Cela dépend de la méthode. Les quatre côtés d'un coup, et la maison est ceinturée du premier au dernier jour. Par deux côtés successifs, chaque moitié n'est prise que pendant sa phase et le reste de la parcelle demeure utilisable, au prix d'un démontage-remontage intermédiaire. Le choix se discute au lancement, pas quand le matériel est déjà sur place.
Le propriétaire doit-il vider son garage ?
Pas entièrement, mais il doit être dégageable. Le garage sert souvent de stockage à l'abri et d'accès de secours quand la porte d'entrée est prise par l'échafaudage. Il faut donc un espace au sol pour les palettes, un passage libre, et un accès conservé au tableau électrique et aux organes techniques. Ce qui reste dans le garage doit être bâché : la poussière d'un chantier de façade y entre par la porte ouverte cinquante fois par jour.

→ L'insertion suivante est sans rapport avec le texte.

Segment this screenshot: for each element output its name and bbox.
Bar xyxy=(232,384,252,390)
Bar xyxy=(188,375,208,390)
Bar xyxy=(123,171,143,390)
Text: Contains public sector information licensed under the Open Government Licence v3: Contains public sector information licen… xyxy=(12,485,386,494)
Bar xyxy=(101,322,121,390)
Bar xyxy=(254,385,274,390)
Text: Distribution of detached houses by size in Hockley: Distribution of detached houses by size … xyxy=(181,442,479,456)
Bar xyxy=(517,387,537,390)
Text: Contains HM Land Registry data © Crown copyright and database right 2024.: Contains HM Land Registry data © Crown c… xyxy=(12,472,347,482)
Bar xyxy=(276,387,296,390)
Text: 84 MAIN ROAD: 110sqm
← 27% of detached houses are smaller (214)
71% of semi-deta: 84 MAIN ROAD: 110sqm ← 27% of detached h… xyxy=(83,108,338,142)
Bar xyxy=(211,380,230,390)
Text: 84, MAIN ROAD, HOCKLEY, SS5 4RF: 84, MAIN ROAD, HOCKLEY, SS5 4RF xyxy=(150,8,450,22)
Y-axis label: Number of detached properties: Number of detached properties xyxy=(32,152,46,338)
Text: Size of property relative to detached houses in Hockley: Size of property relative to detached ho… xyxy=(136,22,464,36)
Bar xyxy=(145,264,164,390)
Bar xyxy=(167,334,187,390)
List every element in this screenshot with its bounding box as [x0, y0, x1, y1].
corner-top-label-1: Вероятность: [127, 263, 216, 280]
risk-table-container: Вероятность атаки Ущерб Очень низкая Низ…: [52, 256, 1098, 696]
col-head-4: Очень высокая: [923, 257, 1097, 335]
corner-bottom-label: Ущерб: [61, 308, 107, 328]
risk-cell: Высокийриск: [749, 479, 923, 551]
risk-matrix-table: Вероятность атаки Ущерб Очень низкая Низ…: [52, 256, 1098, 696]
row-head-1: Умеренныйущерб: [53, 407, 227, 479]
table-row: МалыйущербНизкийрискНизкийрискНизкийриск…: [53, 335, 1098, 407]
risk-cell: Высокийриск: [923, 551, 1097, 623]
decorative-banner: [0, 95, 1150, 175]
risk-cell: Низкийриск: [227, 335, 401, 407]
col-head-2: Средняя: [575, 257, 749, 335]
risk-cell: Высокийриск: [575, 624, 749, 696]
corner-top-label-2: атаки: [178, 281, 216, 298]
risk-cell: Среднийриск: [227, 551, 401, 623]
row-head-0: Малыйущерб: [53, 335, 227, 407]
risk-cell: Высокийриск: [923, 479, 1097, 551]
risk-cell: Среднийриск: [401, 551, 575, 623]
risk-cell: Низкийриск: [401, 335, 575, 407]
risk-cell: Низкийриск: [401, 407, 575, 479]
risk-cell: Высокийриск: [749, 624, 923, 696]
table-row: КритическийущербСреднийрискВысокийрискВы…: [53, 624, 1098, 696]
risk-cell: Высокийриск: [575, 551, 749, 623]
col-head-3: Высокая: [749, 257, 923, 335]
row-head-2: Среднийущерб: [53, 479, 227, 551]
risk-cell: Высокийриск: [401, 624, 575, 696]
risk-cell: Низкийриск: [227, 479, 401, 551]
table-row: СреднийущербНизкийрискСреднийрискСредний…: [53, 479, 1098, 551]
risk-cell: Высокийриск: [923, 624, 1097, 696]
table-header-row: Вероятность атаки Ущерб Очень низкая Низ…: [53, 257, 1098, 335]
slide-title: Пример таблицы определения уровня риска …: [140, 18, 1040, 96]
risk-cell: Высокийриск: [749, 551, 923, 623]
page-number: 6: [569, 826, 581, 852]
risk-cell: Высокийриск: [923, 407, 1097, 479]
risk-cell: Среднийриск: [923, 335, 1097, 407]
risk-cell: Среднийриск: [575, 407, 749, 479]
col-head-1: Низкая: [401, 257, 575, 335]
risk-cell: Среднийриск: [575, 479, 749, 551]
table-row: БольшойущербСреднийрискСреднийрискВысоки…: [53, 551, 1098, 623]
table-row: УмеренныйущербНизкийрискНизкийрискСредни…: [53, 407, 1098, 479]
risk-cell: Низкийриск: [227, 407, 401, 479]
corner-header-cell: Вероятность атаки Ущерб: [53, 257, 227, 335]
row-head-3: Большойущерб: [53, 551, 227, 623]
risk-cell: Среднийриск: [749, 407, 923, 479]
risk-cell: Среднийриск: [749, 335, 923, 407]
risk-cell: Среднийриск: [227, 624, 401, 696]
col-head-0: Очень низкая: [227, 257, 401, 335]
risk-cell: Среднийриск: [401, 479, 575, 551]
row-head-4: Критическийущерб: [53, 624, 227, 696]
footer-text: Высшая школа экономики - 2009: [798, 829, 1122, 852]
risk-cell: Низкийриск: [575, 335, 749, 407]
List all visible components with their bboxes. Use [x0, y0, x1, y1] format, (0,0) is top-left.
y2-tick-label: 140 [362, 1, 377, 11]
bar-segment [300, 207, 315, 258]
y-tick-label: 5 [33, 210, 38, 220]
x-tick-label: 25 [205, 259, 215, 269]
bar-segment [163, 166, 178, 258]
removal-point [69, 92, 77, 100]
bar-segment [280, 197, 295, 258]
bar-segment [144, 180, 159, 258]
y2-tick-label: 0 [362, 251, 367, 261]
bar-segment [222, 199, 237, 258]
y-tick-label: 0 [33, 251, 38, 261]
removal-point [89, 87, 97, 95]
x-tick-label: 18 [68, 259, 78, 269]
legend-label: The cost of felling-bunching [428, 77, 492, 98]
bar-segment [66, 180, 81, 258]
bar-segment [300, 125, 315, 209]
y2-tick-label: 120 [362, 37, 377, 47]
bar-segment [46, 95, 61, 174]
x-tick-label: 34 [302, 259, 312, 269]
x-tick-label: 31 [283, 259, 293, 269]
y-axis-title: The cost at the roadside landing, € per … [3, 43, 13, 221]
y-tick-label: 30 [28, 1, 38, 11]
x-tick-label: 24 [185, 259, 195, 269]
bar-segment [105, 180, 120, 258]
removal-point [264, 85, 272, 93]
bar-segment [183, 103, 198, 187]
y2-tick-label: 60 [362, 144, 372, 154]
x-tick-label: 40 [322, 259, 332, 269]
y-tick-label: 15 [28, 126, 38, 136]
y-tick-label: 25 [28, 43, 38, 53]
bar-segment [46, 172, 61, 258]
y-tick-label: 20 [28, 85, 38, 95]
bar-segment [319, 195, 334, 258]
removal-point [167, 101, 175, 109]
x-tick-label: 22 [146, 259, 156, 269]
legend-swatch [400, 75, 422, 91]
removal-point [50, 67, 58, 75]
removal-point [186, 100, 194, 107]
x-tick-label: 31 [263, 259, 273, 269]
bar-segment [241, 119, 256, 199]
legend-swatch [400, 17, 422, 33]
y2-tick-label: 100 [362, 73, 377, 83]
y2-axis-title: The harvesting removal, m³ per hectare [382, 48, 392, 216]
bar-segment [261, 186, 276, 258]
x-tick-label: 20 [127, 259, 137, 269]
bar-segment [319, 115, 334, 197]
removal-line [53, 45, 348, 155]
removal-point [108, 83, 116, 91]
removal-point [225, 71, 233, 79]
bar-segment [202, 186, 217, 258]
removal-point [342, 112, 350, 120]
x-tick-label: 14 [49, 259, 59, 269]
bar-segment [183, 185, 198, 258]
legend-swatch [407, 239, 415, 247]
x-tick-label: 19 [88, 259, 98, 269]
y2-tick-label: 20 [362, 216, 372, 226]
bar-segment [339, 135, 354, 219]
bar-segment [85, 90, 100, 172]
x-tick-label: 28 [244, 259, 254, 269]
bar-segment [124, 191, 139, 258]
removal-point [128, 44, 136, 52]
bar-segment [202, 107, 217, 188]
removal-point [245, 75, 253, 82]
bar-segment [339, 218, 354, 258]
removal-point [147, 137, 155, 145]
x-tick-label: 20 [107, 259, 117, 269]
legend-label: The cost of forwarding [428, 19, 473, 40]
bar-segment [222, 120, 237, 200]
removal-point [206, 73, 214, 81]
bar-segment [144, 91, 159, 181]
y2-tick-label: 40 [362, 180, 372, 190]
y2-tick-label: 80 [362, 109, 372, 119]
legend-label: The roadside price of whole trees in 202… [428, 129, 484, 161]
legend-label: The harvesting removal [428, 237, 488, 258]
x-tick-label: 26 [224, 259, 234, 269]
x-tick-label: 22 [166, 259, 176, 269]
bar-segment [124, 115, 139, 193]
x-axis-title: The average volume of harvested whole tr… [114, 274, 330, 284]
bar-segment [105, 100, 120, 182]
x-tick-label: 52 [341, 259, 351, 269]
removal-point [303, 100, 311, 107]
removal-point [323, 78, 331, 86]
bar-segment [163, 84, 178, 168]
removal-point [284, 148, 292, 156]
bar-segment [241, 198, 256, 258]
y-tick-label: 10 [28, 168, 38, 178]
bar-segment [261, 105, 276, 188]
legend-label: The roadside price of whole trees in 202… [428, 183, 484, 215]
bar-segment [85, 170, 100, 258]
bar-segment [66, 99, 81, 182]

Que se passe-t-il s'il pleut alors que les descentes d'eaux pluviales sont déposées ?
Rien de bon, si rien n'a été prévu. Un pan de toiture concentre un volume d'eau considérable en quelques minutes d'averse, et il se déverse au pied du mur, dans le sol où reposent les pieds d'échafaudage et sur l'enduit en cours. La règle est de poser un provisoire le jour même de la dépose : gaine ou tuyau raccordé en tête de descente et conduit jusqu'à un exutoire éloigné du pied de mur. Ce détail ne coûte presque rien à l'installation et sauve une semaine de travail.